Predictive Data Mining Flashcards
Accuracy
Measure of classification success defined as 1 minus the overall error rate.
Average error
The average difference between the actual values and the predicted values of observations in a data set.
Bagging
An ensemble method that generates a committee of models based on random samples drawn with replacement and makes predictions based on the average prediction of the set of models.
Bias
The tendency of a predictive model to overestimate or underestimate the value of a continuous outcome.
Boosting
An ensemble method that iteratively samples from the original training data to generate individual models that target observations that were mispredicted in previously generated models.
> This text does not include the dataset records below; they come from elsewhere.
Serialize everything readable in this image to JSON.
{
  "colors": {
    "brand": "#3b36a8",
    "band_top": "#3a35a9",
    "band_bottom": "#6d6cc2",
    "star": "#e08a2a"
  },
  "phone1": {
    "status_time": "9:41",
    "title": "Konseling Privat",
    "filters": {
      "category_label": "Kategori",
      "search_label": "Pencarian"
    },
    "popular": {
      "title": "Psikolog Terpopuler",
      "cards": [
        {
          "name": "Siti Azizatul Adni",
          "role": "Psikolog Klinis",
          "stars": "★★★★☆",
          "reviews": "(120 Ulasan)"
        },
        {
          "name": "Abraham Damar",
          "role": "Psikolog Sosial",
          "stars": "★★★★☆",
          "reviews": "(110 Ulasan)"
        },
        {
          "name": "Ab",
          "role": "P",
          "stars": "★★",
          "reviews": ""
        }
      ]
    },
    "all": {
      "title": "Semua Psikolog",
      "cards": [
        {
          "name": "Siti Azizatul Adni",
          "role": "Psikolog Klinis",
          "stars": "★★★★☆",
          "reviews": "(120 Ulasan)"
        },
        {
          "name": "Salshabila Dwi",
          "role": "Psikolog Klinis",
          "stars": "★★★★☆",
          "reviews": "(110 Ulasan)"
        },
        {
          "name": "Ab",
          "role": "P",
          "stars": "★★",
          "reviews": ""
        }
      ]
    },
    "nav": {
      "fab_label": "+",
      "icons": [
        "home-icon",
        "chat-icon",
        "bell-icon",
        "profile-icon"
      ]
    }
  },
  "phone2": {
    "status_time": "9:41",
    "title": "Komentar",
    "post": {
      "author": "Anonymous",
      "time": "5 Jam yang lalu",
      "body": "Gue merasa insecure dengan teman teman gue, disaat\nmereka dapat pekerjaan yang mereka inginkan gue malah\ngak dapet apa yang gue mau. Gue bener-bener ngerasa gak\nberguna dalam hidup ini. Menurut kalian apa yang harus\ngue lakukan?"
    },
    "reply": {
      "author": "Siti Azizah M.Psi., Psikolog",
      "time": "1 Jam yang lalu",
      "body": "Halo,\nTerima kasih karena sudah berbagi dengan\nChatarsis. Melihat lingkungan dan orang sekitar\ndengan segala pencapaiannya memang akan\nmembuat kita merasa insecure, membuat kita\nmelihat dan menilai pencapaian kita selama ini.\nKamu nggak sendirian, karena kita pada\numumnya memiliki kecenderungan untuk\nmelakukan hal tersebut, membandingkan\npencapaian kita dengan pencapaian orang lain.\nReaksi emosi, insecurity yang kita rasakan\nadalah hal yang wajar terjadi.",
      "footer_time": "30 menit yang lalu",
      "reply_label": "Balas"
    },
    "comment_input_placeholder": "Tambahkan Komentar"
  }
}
Its predictions are based on the weighted average of the predictions of the individual models, where the weights are proportional to the individual models’ accuracy.
Class error rate
Percentage of observations of a given class misclassified by a model in a data set
Classification confusion matrix
A matrix showing the counts of actual versus predicted class values.
Classification tree
A tree that classifies a categorical outcome variable by splitting observations into groups via a sequence of hierarchical rules.
Classification
A predictive data mining task requiring the prediction of an observation’s outcome class or category.
Cumulative lift chart
A chart used to present how well a model performs in identifying observations most likely to be in a given class as compared with random classification.
Cutoff value
The smallest value that the predicted probability of an observation can be for the observation to be classified as a given class.
Decile-wise lift chart
A chart used to present how well a model performs at identifying observations for each of the top k deciles most likely to be in a given class versus a random selection.
Ensemble method
A predictive data-mining approach in which a committee of individual classification or estimation models are generated and a prediction is made by combining these individual predictions.
Estimation
A predictive data mining task requiring the prediction of an observation’s continuous outcome value.
F1 score
A measure combining precision and sensitivity into a single metric.